The report further revealed that in the year under review, severe malnutrition increased to 2.7 per 1000 population from 0.5 per 1000 population and underweight prevalence among children 0 to 23 months increased to 0.8 percent from 0.6 percent in 2018.
Meanwhile, it was revealed that in 2019, the country recorded a 418 percent increase in fish and fish products export quantities.
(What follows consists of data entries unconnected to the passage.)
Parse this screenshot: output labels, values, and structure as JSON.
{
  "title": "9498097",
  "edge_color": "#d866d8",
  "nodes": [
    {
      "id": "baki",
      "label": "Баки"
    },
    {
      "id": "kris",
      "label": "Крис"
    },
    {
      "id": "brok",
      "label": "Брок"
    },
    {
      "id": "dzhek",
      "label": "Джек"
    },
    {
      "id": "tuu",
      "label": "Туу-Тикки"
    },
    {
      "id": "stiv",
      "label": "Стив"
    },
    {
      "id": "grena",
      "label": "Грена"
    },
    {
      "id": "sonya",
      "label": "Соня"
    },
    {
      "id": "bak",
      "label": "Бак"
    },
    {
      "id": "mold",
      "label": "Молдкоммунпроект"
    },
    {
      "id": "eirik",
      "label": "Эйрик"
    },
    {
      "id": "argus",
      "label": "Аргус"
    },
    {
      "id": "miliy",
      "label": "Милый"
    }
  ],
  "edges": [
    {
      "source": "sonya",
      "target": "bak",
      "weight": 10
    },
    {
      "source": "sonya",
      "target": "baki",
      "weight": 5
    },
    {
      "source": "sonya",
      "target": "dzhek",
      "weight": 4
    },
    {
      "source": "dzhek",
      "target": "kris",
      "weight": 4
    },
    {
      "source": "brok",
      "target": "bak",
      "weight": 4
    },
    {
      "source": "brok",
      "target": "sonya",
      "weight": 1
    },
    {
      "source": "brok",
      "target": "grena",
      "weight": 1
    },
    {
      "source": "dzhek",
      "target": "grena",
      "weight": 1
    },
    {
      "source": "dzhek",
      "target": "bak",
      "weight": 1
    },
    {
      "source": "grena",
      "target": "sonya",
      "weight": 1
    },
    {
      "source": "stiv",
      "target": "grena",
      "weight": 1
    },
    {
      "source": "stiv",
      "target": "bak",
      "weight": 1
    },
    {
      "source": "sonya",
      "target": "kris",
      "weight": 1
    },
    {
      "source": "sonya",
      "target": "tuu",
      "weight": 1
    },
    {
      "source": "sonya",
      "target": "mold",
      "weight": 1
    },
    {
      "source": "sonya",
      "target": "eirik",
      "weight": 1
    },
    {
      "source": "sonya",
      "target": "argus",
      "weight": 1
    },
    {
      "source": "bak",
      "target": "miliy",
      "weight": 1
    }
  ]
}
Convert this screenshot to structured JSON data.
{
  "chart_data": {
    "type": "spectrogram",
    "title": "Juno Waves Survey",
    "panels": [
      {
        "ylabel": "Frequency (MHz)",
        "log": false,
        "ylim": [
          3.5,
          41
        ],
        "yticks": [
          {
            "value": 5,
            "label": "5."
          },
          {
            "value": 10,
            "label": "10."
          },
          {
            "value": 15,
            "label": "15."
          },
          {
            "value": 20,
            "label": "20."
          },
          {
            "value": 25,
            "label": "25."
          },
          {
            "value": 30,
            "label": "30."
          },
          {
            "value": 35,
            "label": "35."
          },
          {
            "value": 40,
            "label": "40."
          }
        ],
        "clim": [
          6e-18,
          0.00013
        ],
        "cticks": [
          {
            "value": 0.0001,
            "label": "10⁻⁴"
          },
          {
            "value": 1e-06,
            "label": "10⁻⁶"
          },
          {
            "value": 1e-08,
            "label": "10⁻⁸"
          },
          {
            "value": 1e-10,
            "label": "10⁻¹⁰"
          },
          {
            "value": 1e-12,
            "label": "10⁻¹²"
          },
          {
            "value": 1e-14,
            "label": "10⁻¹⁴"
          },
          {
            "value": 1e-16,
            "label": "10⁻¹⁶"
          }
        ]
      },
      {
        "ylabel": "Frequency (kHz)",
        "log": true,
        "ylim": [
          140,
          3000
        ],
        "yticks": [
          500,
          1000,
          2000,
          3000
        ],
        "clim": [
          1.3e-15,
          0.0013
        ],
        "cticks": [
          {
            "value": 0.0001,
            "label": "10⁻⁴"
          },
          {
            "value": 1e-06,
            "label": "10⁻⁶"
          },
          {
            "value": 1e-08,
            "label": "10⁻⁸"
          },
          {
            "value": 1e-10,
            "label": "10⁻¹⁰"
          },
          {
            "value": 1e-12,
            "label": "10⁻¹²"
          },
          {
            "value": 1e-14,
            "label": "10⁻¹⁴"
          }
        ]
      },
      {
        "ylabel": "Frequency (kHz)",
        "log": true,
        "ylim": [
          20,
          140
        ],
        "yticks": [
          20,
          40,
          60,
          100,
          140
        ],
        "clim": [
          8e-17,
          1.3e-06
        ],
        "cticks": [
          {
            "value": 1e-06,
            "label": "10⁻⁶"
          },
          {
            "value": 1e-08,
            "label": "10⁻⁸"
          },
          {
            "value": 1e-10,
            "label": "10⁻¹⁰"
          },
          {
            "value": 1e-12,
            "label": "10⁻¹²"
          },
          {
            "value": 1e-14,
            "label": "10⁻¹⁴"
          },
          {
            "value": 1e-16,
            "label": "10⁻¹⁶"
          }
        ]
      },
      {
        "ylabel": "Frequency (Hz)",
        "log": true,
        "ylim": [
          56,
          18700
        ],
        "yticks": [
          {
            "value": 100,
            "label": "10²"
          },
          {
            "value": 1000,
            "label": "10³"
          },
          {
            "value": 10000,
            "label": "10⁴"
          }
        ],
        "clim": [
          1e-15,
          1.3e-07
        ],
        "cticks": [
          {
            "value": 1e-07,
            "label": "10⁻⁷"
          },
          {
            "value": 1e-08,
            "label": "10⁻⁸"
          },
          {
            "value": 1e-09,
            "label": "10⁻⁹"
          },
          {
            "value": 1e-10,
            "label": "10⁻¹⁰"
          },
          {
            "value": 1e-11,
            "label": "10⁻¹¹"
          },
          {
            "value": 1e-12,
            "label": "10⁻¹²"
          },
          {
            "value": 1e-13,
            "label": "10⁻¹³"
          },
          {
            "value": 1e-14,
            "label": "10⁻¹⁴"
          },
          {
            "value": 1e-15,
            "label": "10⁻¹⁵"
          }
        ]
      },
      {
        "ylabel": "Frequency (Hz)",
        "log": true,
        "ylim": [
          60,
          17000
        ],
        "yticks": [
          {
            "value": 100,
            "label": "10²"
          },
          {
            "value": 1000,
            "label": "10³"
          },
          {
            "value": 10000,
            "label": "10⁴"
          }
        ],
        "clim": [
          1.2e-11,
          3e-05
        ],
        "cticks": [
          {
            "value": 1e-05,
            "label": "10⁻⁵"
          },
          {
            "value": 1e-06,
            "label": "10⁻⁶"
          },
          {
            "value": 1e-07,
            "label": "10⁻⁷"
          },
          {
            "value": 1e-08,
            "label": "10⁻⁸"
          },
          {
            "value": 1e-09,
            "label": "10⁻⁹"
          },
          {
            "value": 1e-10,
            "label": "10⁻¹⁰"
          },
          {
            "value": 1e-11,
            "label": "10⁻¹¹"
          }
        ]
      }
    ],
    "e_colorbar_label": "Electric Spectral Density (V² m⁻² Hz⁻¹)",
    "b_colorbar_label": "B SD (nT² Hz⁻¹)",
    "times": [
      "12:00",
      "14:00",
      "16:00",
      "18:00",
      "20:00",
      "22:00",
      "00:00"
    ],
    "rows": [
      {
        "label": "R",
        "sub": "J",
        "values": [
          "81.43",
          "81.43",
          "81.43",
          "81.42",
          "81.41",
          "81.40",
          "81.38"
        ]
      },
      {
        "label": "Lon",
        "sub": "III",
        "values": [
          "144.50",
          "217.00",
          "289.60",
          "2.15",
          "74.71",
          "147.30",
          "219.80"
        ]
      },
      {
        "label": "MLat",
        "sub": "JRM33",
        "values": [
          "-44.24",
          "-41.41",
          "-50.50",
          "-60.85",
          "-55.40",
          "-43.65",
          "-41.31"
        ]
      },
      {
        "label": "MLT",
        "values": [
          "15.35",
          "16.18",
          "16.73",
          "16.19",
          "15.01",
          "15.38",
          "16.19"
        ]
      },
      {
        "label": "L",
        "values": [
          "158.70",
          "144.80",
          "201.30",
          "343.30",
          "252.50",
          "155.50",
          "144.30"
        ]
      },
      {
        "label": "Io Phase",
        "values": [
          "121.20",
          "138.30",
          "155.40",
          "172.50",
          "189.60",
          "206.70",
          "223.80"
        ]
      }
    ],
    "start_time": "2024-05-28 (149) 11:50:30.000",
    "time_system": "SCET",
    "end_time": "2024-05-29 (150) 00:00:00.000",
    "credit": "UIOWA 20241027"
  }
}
“During the year under review, the country recorded a 418 percent increase in fish and fish product export quantities from 532 Mt in 2018 to 2,756MT in 2019 as shown (see Table 2.6). The exports were valued at K1.46 billon compared to K8.53 million the 2018. The Democratic Republic of Congo continued to dominate the export market for Zambia’s fish and fish products. Other common export destinations Fresh frozen or chilled Tilapia constituted the largest exported fish as well as dried or smoked Tilapia. On the other hand, the quantity of imported fish and fish products dropped from 103,202 Mt to 95,536 Mt between 2018 and 2019 representing a 7.4 percent reduction. The imports valued at K50.14 million compared to the 2018 figure of K1.16 million. The major import sources were Namibia, China, Zimbabwe and South Africa,” read the report.